You can see that the June 9 version had a one-paragraph definition for herd immunity that said it is the “indirect protection from an infectious disease that happens when a population is immune either through vaccination or immunity developed through previous infection.”
The Nov. 13 version, however, focused entirely on vaccination and said “'herd immunity’, also known as ‘population immunity’, is a concept used for vaccination, in which a population can be protected from a certain virus if a threshold of vaccination is reached.”
The Dec. 31 version that is now displayed includes the definition from the June 9 version with further clarification that the WHO supports achieving herd immunity through vaccination rather than mass infections.
He challenged the idea of achieving herd immunity through simply letting the virus spread. He also argued the concept of herd immunity is generally used for vaccinations in determining how much of the population needs the vaccine, citing the measles and polio vaccines specifically.
“Never in the history of public health has herd immunity been used as a strategy for responding to an outbreak, let alone a pandemic. It is scientifically and ethically problematic,” he said.

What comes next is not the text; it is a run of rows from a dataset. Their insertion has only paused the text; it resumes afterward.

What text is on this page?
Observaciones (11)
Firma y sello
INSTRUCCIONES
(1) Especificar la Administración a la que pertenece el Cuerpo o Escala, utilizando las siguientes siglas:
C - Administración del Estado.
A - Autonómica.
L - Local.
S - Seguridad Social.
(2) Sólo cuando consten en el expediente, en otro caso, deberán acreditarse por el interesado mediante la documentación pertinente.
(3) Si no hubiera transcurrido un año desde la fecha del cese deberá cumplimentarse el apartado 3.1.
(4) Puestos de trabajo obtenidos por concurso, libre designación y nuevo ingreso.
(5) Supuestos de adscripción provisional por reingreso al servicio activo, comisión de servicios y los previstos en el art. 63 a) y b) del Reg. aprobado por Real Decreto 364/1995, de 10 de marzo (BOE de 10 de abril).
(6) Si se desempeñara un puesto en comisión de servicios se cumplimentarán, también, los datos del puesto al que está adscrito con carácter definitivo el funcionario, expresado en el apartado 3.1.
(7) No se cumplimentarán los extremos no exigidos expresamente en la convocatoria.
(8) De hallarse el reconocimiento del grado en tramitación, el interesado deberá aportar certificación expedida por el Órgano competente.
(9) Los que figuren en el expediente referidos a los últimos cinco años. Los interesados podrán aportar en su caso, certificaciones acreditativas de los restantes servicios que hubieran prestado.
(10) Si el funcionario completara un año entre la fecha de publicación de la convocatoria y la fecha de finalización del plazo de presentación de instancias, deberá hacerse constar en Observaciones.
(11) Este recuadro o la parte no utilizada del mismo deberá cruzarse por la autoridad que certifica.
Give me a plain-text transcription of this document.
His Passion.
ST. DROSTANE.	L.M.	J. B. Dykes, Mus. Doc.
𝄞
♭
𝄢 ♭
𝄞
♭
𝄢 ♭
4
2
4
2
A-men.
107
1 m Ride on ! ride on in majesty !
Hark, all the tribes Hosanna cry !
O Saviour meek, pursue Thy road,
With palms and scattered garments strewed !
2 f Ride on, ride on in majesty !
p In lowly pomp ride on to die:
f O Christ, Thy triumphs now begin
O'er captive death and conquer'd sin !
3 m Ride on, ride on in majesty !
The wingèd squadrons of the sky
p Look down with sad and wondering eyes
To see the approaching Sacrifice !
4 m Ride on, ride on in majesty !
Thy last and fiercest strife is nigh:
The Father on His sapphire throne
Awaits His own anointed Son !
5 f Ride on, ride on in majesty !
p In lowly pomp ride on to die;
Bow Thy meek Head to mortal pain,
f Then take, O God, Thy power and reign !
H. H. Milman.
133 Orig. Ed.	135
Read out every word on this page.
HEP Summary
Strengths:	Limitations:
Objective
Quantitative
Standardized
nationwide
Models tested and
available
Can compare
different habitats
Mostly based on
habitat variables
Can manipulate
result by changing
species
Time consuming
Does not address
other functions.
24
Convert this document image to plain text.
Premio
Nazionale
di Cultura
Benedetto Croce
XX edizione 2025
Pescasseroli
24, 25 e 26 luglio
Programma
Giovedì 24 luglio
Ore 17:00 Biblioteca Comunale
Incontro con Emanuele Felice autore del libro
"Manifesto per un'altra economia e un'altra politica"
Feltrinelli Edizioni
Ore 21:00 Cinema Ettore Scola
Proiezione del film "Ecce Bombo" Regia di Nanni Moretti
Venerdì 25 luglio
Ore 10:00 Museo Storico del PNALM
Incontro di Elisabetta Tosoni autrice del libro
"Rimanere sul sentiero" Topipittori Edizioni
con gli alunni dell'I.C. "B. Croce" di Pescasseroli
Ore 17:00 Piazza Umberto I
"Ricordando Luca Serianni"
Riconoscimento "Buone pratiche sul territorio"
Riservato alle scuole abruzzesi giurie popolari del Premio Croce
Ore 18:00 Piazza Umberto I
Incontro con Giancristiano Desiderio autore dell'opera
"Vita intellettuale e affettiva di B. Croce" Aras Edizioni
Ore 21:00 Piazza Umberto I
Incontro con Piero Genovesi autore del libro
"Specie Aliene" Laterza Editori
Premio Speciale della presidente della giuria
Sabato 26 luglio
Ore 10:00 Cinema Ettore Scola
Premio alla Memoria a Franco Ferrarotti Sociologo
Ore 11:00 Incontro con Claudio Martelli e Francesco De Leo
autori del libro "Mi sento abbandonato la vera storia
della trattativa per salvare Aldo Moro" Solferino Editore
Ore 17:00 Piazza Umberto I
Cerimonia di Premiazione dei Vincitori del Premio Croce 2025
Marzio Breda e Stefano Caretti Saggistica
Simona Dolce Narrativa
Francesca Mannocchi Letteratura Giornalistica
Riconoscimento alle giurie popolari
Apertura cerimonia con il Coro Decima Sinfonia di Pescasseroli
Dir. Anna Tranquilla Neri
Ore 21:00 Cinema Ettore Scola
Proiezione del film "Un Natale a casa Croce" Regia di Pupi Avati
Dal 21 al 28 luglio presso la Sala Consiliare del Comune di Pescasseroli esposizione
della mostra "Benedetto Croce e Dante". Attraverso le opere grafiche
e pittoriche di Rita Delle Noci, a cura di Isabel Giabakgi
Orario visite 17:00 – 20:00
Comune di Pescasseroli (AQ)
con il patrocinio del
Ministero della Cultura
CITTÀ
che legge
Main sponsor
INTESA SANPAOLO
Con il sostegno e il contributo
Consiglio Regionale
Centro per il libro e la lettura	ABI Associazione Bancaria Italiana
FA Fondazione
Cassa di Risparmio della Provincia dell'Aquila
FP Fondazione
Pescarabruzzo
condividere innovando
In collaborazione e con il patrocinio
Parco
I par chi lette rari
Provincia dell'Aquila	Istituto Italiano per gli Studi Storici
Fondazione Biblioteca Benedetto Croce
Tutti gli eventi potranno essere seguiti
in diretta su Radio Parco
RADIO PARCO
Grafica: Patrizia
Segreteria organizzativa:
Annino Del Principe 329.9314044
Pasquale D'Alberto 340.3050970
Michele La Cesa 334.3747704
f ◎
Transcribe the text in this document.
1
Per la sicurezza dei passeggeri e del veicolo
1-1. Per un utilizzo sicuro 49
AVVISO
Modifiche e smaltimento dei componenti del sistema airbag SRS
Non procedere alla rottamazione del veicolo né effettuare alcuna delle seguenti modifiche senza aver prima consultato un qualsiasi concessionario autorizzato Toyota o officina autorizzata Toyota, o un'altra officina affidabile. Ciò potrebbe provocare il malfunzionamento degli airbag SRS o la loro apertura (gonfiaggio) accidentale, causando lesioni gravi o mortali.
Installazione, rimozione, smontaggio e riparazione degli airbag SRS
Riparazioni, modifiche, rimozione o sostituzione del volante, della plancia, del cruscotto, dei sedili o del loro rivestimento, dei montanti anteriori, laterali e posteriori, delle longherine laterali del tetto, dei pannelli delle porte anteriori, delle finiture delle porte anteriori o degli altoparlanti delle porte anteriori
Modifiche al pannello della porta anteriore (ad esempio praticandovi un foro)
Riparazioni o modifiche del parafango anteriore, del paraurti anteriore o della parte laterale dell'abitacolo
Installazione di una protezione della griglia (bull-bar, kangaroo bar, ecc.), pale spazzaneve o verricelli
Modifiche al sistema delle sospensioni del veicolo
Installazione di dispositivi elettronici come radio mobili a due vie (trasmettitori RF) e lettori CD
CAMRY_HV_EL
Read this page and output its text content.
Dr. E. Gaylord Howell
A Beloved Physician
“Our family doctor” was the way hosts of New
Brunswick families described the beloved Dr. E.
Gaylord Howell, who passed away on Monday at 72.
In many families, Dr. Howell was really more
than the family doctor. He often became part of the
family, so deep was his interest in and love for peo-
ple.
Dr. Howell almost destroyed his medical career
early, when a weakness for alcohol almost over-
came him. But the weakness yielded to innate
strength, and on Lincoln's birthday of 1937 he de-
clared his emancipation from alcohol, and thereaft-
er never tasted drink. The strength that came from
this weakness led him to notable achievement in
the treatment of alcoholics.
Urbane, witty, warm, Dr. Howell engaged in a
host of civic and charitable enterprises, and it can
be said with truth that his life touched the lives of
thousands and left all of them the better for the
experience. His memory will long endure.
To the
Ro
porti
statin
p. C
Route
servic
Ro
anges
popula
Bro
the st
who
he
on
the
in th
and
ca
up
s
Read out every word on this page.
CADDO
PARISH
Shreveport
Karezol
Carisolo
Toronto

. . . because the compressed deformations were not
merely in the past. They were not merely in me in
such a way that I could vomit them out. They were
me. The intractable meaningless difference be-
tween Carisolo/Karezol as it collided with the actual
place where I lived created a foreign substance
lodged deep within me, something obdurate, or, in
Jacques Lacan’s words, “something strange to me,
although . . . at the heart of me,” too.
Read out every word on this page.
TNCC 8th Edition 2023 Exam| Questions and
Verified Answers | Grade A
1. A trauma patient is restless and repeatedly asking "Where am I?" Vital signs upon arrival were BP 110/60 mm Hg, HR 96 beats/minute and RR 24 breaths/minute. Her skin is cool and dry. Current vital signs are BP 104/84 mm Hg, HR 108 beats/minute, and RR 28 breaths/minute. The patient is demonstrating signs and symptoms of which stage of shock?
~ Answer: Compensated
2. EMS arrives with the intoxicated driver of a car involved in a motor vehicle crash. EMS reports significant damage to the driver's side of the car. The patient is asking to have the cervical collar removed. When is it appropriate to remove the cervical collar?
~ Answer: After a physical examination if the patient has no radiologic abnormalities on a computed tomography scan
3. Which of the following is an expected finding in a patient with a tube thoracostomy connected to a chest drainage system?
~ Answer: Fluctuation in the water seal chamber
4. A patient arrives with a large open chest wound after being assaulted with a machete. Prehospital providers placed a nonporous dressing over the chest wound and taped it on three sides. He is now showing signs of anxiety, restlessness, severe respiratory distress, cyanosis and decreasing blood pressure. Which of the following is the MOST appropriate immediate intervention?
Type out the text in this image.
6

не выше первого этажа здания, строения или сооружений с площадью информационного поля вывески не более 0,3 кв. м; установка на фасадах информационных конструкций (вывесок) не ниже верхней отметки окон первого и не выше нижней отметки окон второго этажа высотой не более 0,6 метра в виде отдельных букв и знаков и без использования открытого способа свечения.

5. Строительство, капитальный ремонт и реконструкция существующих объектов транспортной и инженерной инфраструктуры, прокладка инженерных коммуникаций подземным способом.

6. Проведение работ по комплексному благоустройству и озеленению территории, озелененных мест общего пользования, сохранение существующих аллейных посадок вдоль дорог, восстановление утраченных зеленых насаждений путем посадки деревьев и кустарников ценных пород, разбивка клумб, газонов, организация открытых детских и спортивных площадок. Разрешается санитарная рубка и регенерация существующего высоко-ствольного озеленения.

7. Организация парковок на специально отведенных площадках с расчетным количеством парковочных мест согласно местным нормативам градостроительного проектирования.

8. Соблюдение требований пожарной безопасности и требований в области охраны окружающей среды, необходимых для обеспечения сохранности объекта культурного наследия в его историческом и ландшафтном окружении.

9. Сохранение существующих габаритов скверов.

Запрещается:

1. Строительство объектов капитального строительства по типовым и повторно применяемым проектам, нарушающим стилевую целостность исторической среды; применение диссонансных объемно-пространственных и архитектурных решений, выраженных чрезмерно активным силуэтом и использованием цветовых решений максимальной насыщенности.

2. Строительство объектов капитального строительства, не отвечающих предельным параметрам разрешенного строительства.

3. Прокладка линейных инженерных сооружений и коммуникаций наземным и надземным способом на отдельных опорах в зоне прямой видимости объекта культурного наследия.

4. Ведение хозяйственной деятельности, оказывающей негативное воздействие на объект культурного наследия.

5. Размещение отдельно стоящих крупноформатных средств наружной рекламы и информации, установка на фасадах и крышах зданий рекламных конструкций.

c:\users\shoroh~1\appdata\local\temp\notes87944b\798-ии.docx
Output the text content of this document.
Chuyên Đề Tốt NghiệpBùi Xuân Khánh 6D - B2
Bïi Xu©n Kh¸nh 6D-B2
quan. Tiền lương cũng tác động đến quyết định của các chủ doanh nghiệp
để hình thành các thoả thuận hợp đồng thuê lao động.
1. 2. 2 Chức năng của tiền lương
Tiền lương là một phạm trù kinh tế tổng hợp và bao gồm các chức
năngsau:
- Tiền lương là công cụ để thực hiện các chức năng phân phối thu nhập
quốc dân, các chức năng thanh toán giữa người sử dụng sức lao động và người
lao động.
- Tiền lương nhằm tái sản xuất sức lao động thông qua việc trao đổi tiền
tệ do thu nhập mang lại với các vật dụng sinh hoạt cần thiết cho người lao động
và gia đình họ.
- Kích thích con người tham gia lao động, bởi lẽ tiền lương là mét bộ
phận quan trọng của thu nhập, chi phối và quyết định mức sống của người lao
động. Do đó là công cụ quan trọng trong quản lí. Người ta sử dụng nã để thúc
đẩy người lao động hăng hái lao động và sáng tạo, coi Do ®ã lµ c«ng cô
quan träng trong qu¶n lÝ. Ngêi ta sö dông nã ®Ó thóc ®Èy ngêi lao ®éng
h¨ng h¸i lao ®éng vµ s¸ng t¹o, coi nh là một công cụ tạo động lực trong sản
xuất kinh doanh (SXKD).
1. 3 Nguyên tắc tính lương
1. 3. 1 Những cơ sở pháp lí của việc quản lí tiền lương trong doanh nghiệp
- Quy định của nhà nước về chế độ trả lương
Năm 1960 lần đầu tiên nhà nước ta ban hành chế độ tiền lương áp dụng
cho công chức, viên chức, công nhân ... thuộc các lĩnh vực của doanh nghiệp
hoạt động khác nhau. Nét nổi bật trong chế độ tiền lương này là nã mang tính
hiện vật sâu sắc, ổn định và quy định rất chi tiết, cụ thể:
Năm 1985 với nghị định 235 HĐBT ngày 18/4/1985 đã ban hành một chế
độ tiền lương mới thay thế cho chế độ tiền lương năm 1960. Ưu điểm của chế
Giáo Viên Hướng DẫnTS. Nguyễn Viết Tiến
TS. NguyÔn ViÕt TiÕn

Because of that, the WHO strayed away from referring to the strategy of letting the virus spread when defining herd immunity. It made it more clear on Dec. 31 when they referenced the original definition while reiterating its support for achieving it through vaccinations.
And the fact that this definition is changing over time isn’t necessarily a surprise. This webpage is specific to COVID-19. The WHO didn’t have a definition for herd immunity on the website until this year, when it included it on this COVID-19 Q&A page.
Both the June and November versions of the page remind readers that the information on the page won’t be and never has been final. “The answers to the questions below are based on our current understanding of the COVID-19 virus and the disease it causes. WHO will continue to update these answers as new information becomes available,” it says on the top of the page.
So yes, the WHO changed the definition for herd immunity on one of their Q&A pages. But no, it wasn’t a secret. It explained why it changed the definition and mentioned it in a media briefing. The WHO says the answers and definitions on that page will change with time. And recently, they brought back their original definition to help further explain why they’re now focusing on vaccinations for herd immunity.